Building a Serverless Web-crawler (AWS SAM)

The definition if a web crawler from Wikipedia is: A Web crawler, sometimes called a spider or spiderbot and often shortened to crawler, is an Internet bot that systematically browses the World Wide Web and that is typically operated by search engines for the purpose of Web indexing (web spidering).

Which Serverless framework?

When designing this project, I considered several Serverless architectures and frameworks. I found a very good article (here) that describes the difference between some of the most used ones: Serverless.com, AWS SAM, AWS CDK. I decided to try AWS SAM. Learning SAM was pretty straightforward and it makes very easy to define, test and deploy a CloudFormation stack with Lambdas, SQSs, permission policies, DynamoDB tables.

BFS Algorithm

If we think of the web as a directed graph where pages are nodes and hyperlinks are edges, then a web-crawler can be implemented by using a Breath-First Search (BFS) algorithm that:

Extracts a URL from a queue.
Marks it as visited and store the result.
Adds all links found on the URL to the queue.
Repeats until the queue is empty or a maximum number of levels are visited (important for multi-domain only).

Serverless Design

The following diagram shows a distribute version of the BFS algorithm explained above.

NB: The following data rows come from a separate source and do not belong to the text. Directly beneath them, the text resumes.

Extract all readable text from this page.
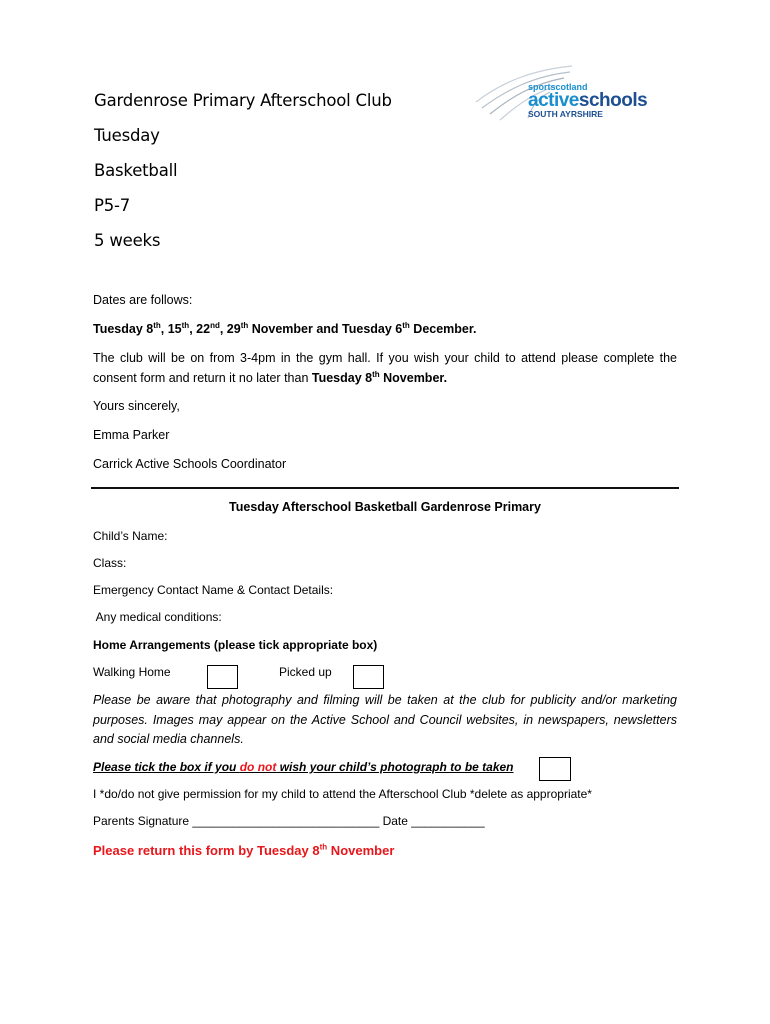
Gardenrose Primary Afterschool Club
Tuesday
Basketball
P5-7
5 weeks
sportscotland
activeschools
SOUTH AYRSHIRE
Dates are follows:
Tuesday 8th, 15th, 22nd, 29th November and Tuesday 6th December.
The club will be on from 3-4pm in the gym hall. If you wish your child to attend please complete the consent form and return it no later than Tuesday 8th November.
Yours sincerely,
Emma Parker
Carrick Active Schools Coordinator
Tuesday Afterschool Basketball Gardenrose Primary
Child’s Name:
Class:
Emergency Contact Name & Contact Details:
Any medical conditions:
Home Arrangements (please tick appropriate box)
Walking Home	Picked up
Please be aware that photography and filming will be taken at the club for publicity and/or marketing purposes. Images may appear on the Active School and Council websites, in newspapers, newsletters and social media channels.
Please tick the box if you do not wish your child’s photograph to be taken
I *do/do not give permission for my child to attend the Afterschool Club *delete as appropriate*
Parents Signature ____________________________ Date ___________
Please return this form by Tuesday 8th November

In blue are represented workers, in yellow are represented message queues. For more basic information on these components, please refer to the post “Designing high scalable systems“.

The following sections describes the involved lambda in details:

1. PostJobs

This is a simple AWS Lambda needed to start the web-crawling process. This lambda is triggered by the REST endpoint POST /jobs. This lambda adds a single message to the UrlFrontier AWS SQS queue.

POST /jobs with payload:

{ "url": "https://<start-url>.com/", "source": "", "level": 0 }

2. UrlFrontierWorker

This Lambda is triggered by new messages added to the AWS SQSL queue NewUrlQueue. The purpose of this function is to filter URLs already visited and store the ones that have been visited.

If the URL has not been visited already, it is then added to the DB and the URL is forwarded to the parser function by added a message to the SQS queue UrlParserQueue. A key-value storage such as AWS Dynamo DB can be used to filter and store URLs.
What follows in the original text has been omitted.